Cronache dell'antisemitismo europeo
A Bruxelles, non a Gaza, non c’è più un solo ebreo che indossi la kippah in strada (rabbino capo compreso)
Roma. “Cerchi qualcuno che indossi la kippah e che acconsenta a passeggiare con te e una telecamera? Buona fortuna!”. Questa frase, pronunciata da un membro della comunità ebraica di Bruxelles, riassume bene l’esperienza di Natacha Mann, una nota giornalista dell’emittente belga Rtbf che stava preparando un servizio sull’antisemitismo nel paese (dove ieri c’è stato un attentato a Liegi). “Volevamo percorrere le strade della capitale con una persona che mostrasse quotidianamente il proprio ebraismo” ha scritto la giornalista sul sito di Rtbf. “Volevamo vedere se queste paure fossero giustificate”. Ma dopo tre settimane di ricerca, Mann ha dovuto rinunciare. La comunità ebraica di Bruxelles è talmente spaventata che non un solo ebreo letteralmente ha accettato di indossare pubblicamente il più semplice e discreto dei simboli ebraici. Prima Mann ha contattato un paio di rabbini. Dopo aver scoperto il quartiere di Bruxelles in cui si sarebbe girata la scena, questi si sono rifiutati. Allora ha chiesto al rabbino capo, Albert Guigui. “Nel 2001 è stato attaccato ad Anderlecht e oggi è uno di quelli che non indossano più la kippah. All’inizio, Guigui aveva accettato di farlo per il nostro servizio, ma poi è ritornato sulla sua decisione. Il servizio di sicurezza lo ha dissuaso”. Mann allora è andata da altri responsabili della comunità ebraica. A uno ha chiesto: “Ti lamenti alla polizia quando senti insulti antisemiti?”. E il rappresentante della comunità le ha risposto: “Ti lamenti alla polizia quando gli uomini ti fischiano per strada?”. Alla fine, anche lui ha rifiutato. Allora, Mann ha chiesto a Joel Rubinfeld, il presidente della Lega belga contro l’antisemitismo, che normalmente non indossa la kippah, ma che per l’occasione aveva accettato di farsi filmare, a patto che fosse scortato da un agente di sicurezza in contatto con la polizia. Troppo complicato. Così, il servizio di Natacha Mann è andato in onda senza la scena della kippah. Intanto due gruppi di manifestanti filopalestinesi interrompevano un concerto a Bruxelles di un’orchestra americana a causa della presenza di Hélène Grimaud, nota pianista francese di origini ebraiche, al grido di “Palestina”. In Francia, usciva invece un sondaggio Ipof. “Il sionismo è una cospirazione ebraica per manipolare le società occidentali a vantaggio degli ebrei”. A questa tesi crede oggi il 53 per cento dei francesi.

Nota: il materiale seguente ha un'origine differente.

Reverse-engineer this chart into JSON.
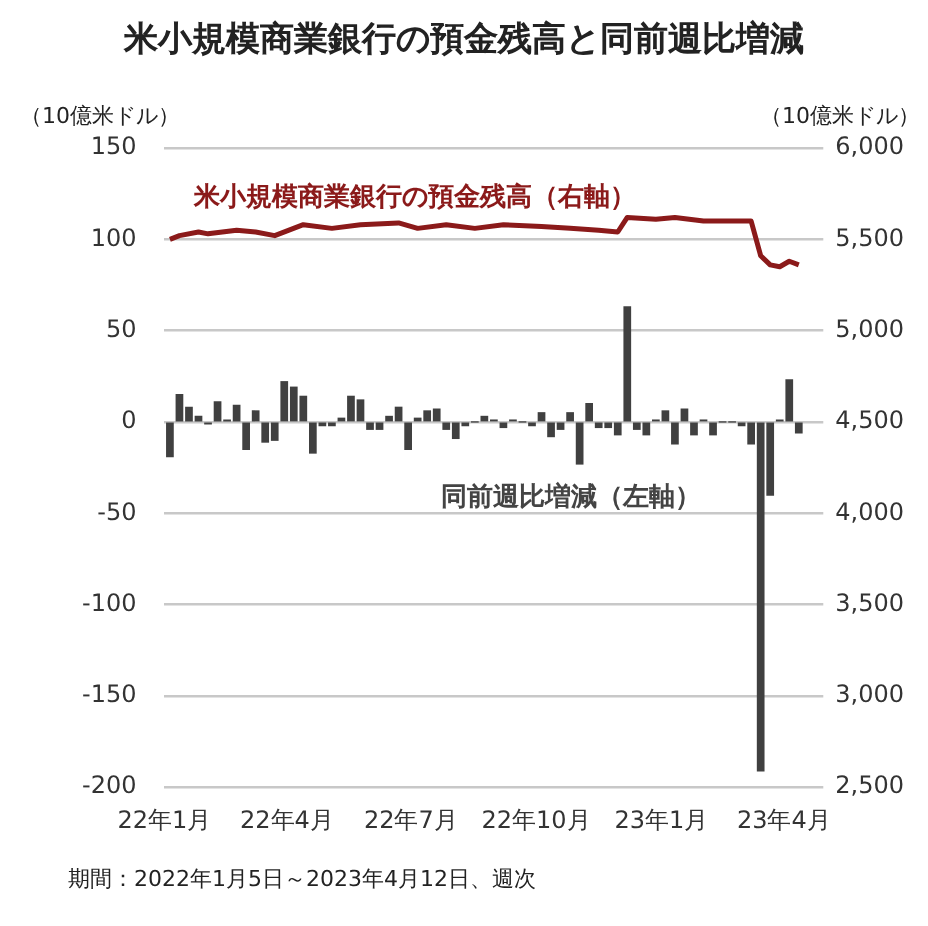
{
  "chart_data": {
    "type": "bar",
    "title": "米小規模商業銀行の預金残高と同前週比増減",
    "ylabel": "（10億米ドル）",
    "y2label": "（10億米ドル）",
    "annotations": [
      "期間：2022年1月5日～2023年4月12日、週次"
    ],
    "x": [
      "2022-01-05",
      "2022-01-12",
      "2022-01-19",
      "2022-01-26",
      "2022-02-02",
      "2022-02-09",
      "2022-02-16",
      "2022-02-23",
      "2022-03-02",
      "2022-03-09",
      "2022-03-16",
      "2022-03-23",
      "2022-03-30",
      "2022-04-06",
      "2022-04-13",
      "2022-04-20",
      "2022-04-27",
      "2022-05-04",
      "2022-05-11",
      "2022-05-18",
      "2022-05-25",
      "2022-06-01",
      "2022-06-08",
      "2022-06-15",
      "2022-06-22",
      "2022-06-29",
      "2022-07-06",
      "2022-07-13",
      "2022-07-20",
      "2022-07-27",
      "2022-08-03",
      "2022-08-10",
      "2022-08-17",
      "2022-08-24",
      "2022-08-31",
      "2022-09-07",
      "2022-09-14",
      "2022-09-21",
      "2022-09-28",
      "2022-10-05",
      "2022-10-12",
      "2022-10-19",
      "2022-10-26",
      "2022-11-02",
      "2022-11-09",
      "2022-11-16",
      "2022-11-23",
      "2022-11-30",
      "2022-12-07",
      "2022-12-14",
      "2022-12-21",
      "2022-12-28",
      "2023-01-04",
      "2023-01-11",
      "2023-01-18",
      "2023-01-25",
      "2023-02-01",
      "2023-02-08",
      "2023-02-15",
      "2023-02-22",
      "2023-03-01",
      "2023-03-08",
      "2023-03-15",
      "2023-03-22",
      "2023-03-29",
      "2023-04-05",
      "2023-04-12"
    ],
    "series": [
      {
        "name": "同前週比増減（左軸）",
        "color": "#404040",
        "values": [
          -19,
          15,
          8,
          3,
          -1,
          11,
          1,
          9,
          -15,
          6,
          -11,
          -10,
          22,
          19,
          14,
          -17,
          -2,
          -2,
          2,
          14,
          12,
          -4,
          -4,
          3,
          8,
          -15,
          2,
          6,
          7,
          -4,
          -9,
          -2,
          0,
          3,
          1,
          -3,
          1,
          0,
          -2,
          5,
          -8,
          -4,
          5,
          -23,
          10,
          -3,
          -3,
          -7,
          63,
          -4,
          -7,
          1,
          6,
          -12,
          7,
          -7,
          1,
          -7,
          0,
          0,
          -2,
          -12,
          -191,
          -40,
          1,
          23,
          -6
        ]
      },
      {
        "name": "米小規模商業銀行の預金残高（右軸）",
        "type": "line",
        "axis": "y2",
        "color": "#8b1a1a",
        "x": [
          "2022-01-05",
          "2022-01-12",
          "2022-01-26",
          "2022-02-02",
          "2022-02-23",
          "2022-03-09",
          "2022-03-23",
          "2022-04-13",
          "2022-05-04",
          "2022-05-25",
          "2022-06-22",
          "2022-07-06",
          "2022-07-27",
          "2022-08-17",
          "2022-09-07",
          "2022-10-05",
          "2022-10-26",
          "2022-11-16",
          "2022-11-30",
          "2022-12-07",
          "2022-12-28",
          "2023-01-11",
          "2023-02-01",
          "2023-03-08",
          "2023-03-15",
          "2023-03-22",
          "2023-03-29",
          "2023-04-05",
          "2023-04-12"
        ],
        "values": [
          5500,
          5520,
          5540,
          5530,
          5550,
          5540,
          5520,
          5580,
          5560,
          5580,
          5590,
          5560,
          5580,
          5560,
          5580,
          5570,
          5560,
          5550,
          5540,
          5620,
          5610,
          5620,
          5600,
          5600,
          5410,
          5360,
          5350,
          5380,
          5360
        ]
      }
    ],
    "xlim": [
      "2022-01-01",
      "2023-04-30"
    ],
    "xticks": [
      {
        "value": "2022-01",
        "label": "22年1月"
      },
      {
        "value": "2022-04",
        "label": "22年4月"
      },
      {
        "value": "2022-07",
        "label": "22年7月"
      },
      {
        "value": "2022-10",
        "label": "22年10月"
      },
      {
        "value": "2023-01",
        "label": "23年1月"
      },
      {
        "value": "2023-04",
        "label": "23年4月"
      }
    ],
    "ylim": [
      -200,
      150
    ],
    "yticks": [
      -200,
      -150,
      -100,
      -50,
      0,
      50,
      100,
      150
    ],
    "y2lim": [
      2500,
      6000
    ],
    "y2ticks": [
      {
        "value": 2500,
        "label": "2,500"
      },
      {
        "value": 3000,
        "label": "3,000"
      },
      {
        "value": 3500,
        "label": "3,500"
      },
      {
        "value": 4000,
        "label": "4,000"
      },
      {
        "value": 4500,
        "label": "4,500"
      },
      {
        "value": 5000,
        "label": "5,000"
      },
      {
        "value": 5500,
        "label": "5,500"
      },
      {
        "value": 6000,
        "label": "6,000"
      }
    ],
    "grid": "y",
    "legend": false,
    "marker": "none",
    "line_style": "solid"
  }
}
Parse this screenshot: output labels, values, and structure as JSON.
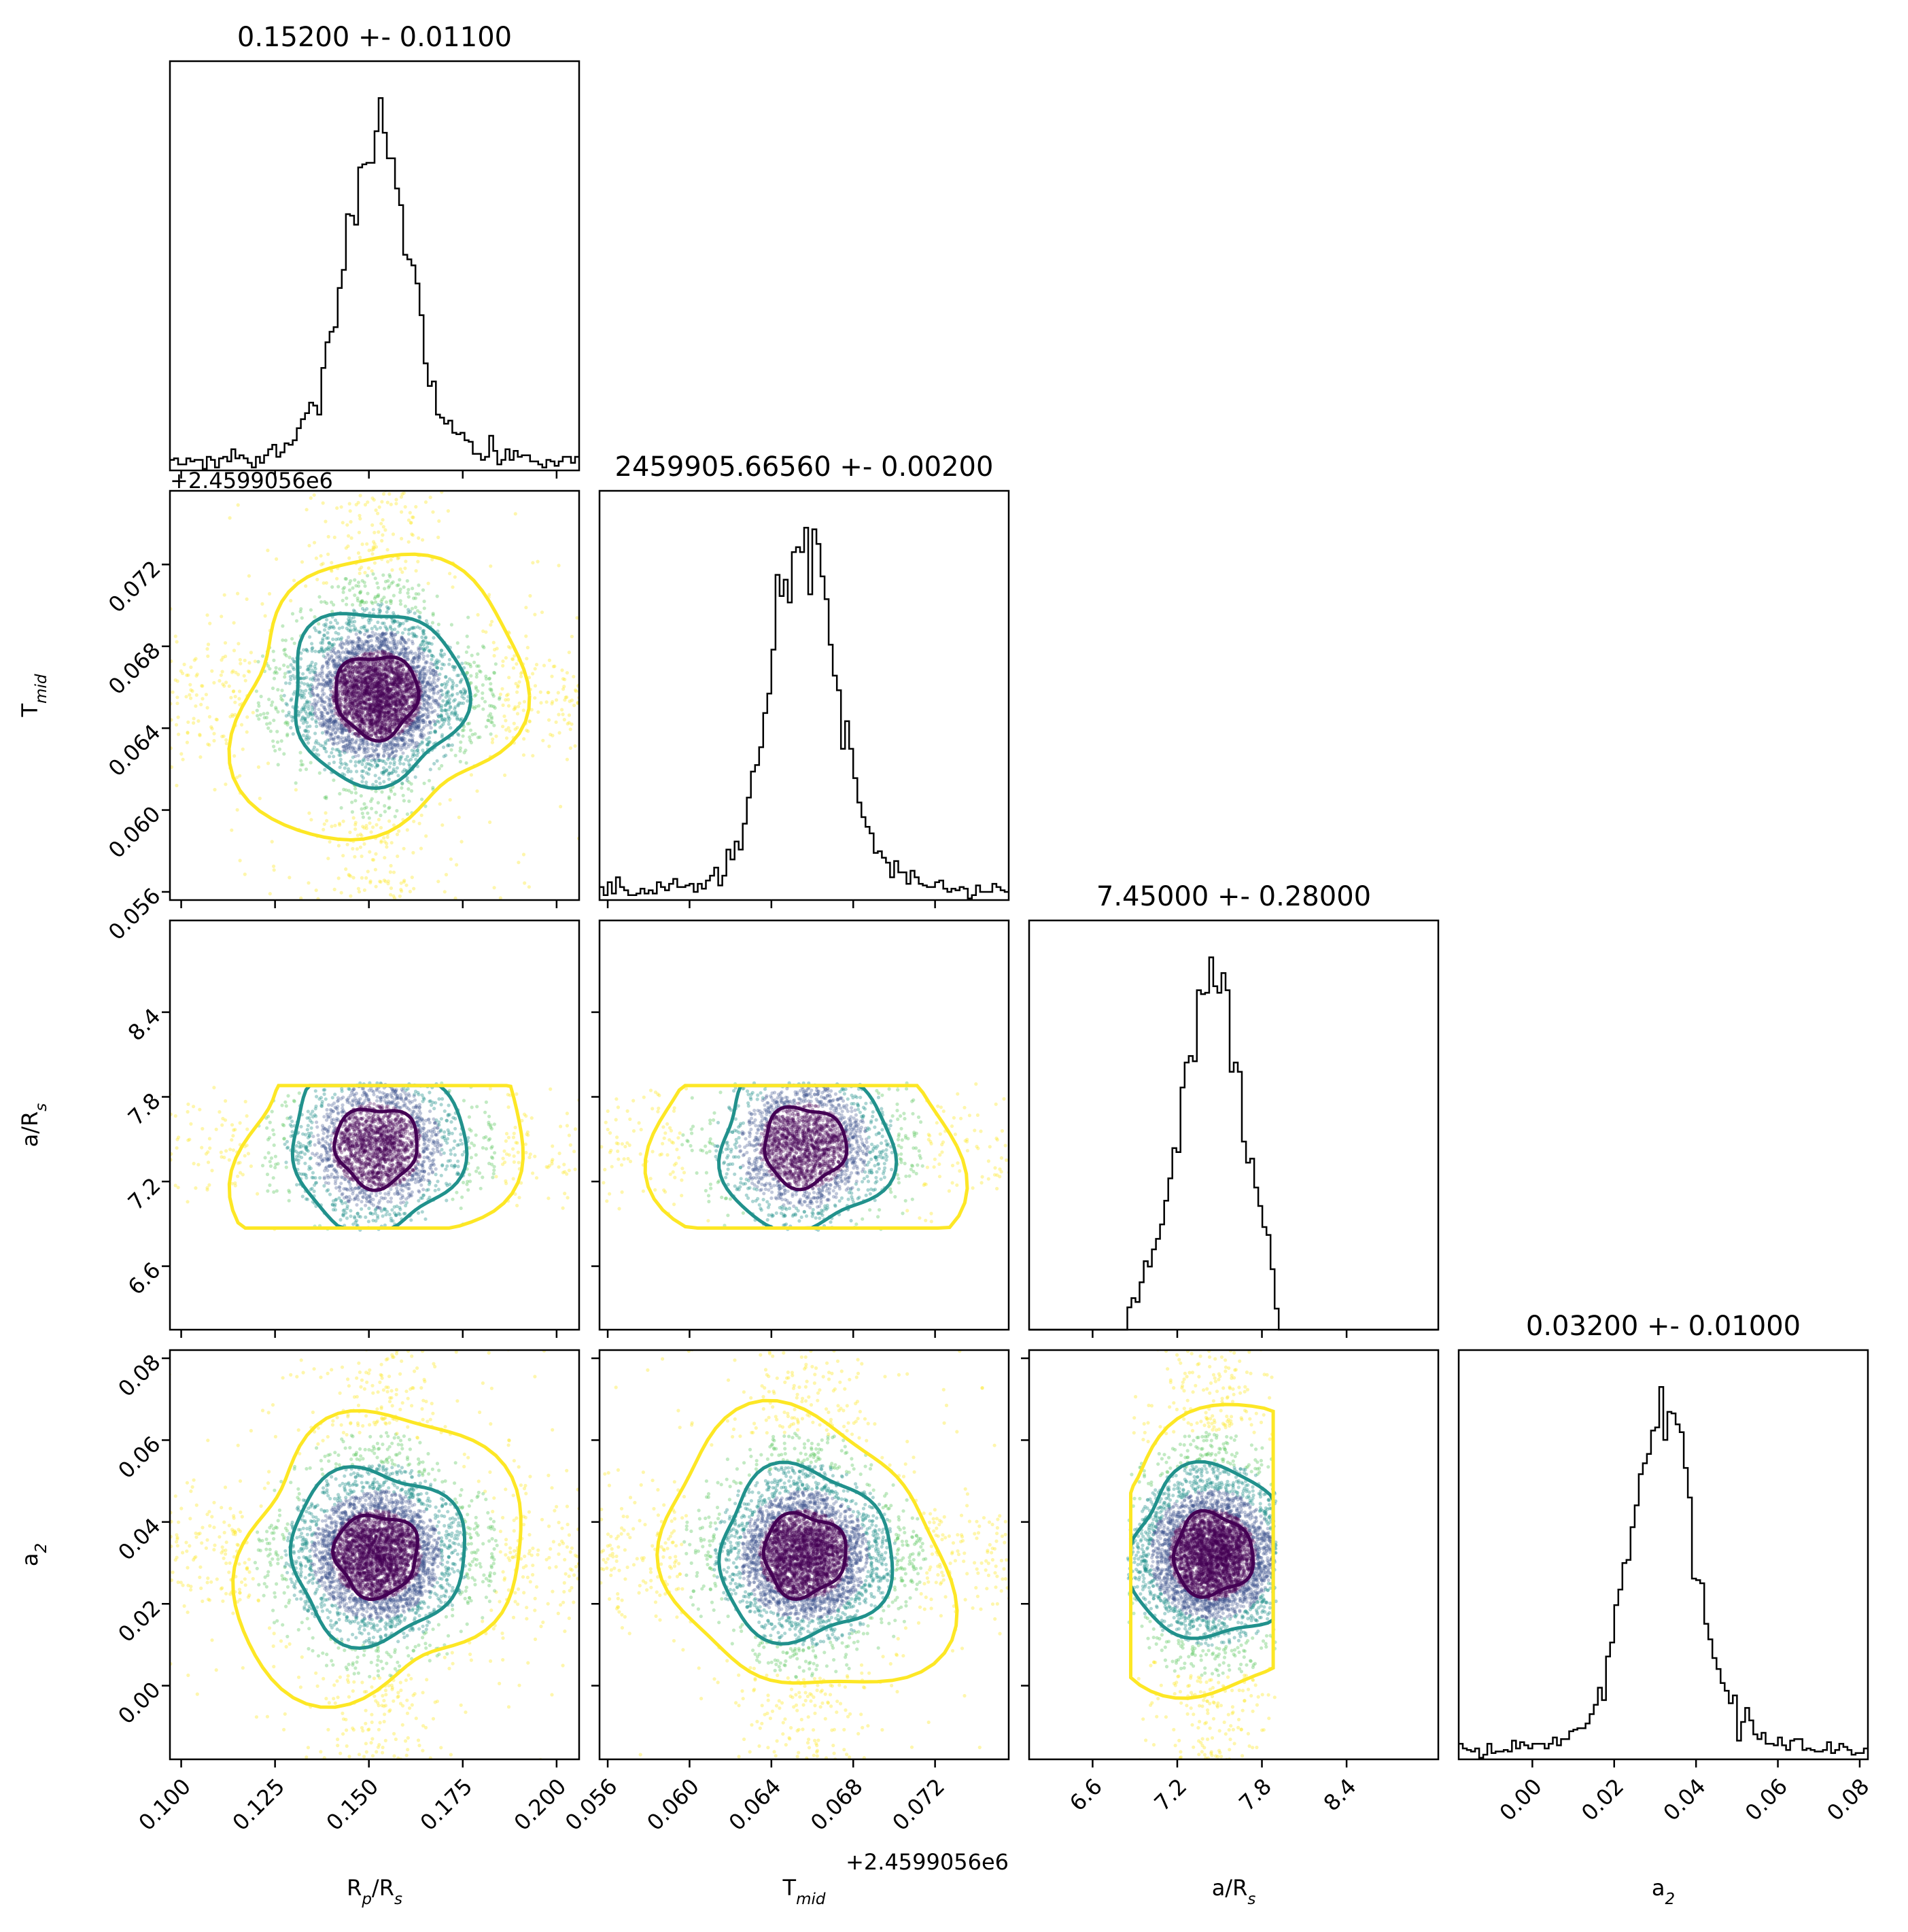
{
  "chart_data": {
    "type": "corner",
    "parameters": [
      {
        "key": "rp",
        "label_main": "R",
        "label_sub": "p",
        "label_tail": "/R",
        "label_sub2": "s",
        "title": "0.15200 +- 0.01100",
        "mean": 0.152,
        "std": 0.011,
        "range": [
          0.097,
          0.206
        ],
        "ticks": [
          0.1,
          0.125,
          0.15,
          0.175,
          0.2
        ],
        "tick_labels": [
          "0.100",
          "0.125",
          "0.150",
          "0.175",
          "0.200"
        ],
        "offset": ""
      },
      {
        "key": "tmid",
        "label_main": "T",
        "label_sub": "mid",
        "label_tail": "",
        "label_sub2": "",
        "title": "2459905.66560 +- 0.00200",
        "mean": 0.0656,
        "std": 0.002,
        "range": [
          0.0556,
          0.0756
        ],
        "ticks": [
          0.056,
          0.06,
          0.064,
          0.068,
          0.072
        ],
        "tick_labels": [
          "0.056",
          "0.060",
          "0.064",
          "0.068",
          "0.072"
        ],
        "offset": "+2.4599056e6"
      },
      {
        "key": "ars",
        "label_main": "a/R",
        "label_sub": "s",
        "label_tail": "",
        "label_sub2": "",
        "title": "7.45000 +- 0.28000",
        "mean": 7.45,
        "std": 0.28,
        "range": [
          6.15,
          9.05
        ],
        "ticks": [
          6.6,
          7.2,
          7.8,
          8.4
        ],
        "tick_labels": [
          "6.6",
          "7.2",
          "7.8",
          "8.4"
        ],
        "offset": "",
        "prior_bounds": [
          6.85,
          7.9
        ]
      },
      {
        "key": "a2",
        "label_main": "a",
        "label_sub": "2",
        "label_tail": "",
        "label_sub2": "",
        "title": "0.03200 +- 0.01000",
        "mean": 0.032,
        "std": 0.01,
        "range": [
          -0.018,
          0.082
        ],
        "ticks": [
          0.0,
          0.02,
          0.04,
          0.06,
          0.08
        ],
        "tick_labels": [
          "0.00",
          "0.02",
          "0.04",
          "0.06",
          "0.08"
        ],
        "offset": ""
      }
    ],
    "contour_colors": [
      "#440154",
      "#21918c",
      "#fde725"
    ],
    "scatter_colors": [
      "#440154",
      "#3b528b",
      "#21918c",
      "#5ec962",
      "#fde725"
    ]
  }
}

Cronache dell’antisemitismo europeo. O della judéophobie, la dernière vague, come la chiama nel suo nuovo libro – appena pubblicato da Fayard – Pierre-André Taguieff, uno dei massimi studiosi francesi. “Abbiamo assistito alla lenta ricostruzione di una visione antiebraica del mondo”, scrive Taguieff. “Gli ebrei sarebbero un popolo-carnefice”. Secondo l’autore, “l’insicurezza fisica percepita dagli ebrei è accompagnata da insicurezza culturale”. Si tratta di una nuova cornice ideologica che accomuna le strade di Bruxelles e i sermoni di Hamas a Gaza, da dove sono state lanciate decine di missili alla volta del territorio israeliano.
Taguieff cita la frase di Khalil Koka, uno dei fondatori di Hamas: “‘Dio ha radunato gli ebrei in Palestina non per offrire loro una patria, ma per scavare le loro tombe e liberare il mondo dalla loro presenza inquinante’. E’ questo desiderio di sterminio che costituisce la passione trainante dell’antisionismo. Gli ebrei non sono più demonizzati come ‘semiti’, ma come ‘sionisti’, non più come una ‘razza’ nemica, ma come un popolo ‘razzista’. E nella loro lotta contro gli ebrei, questo permette di presentarsi come ‘antirazzisti’ o ‘antifascisti’. La retorica antirazzista è al servizio della giudeofobia”. E ha arruolato la più grande arma di dissuasione e di distrazione di massa, l’accusa di “islamofobia”.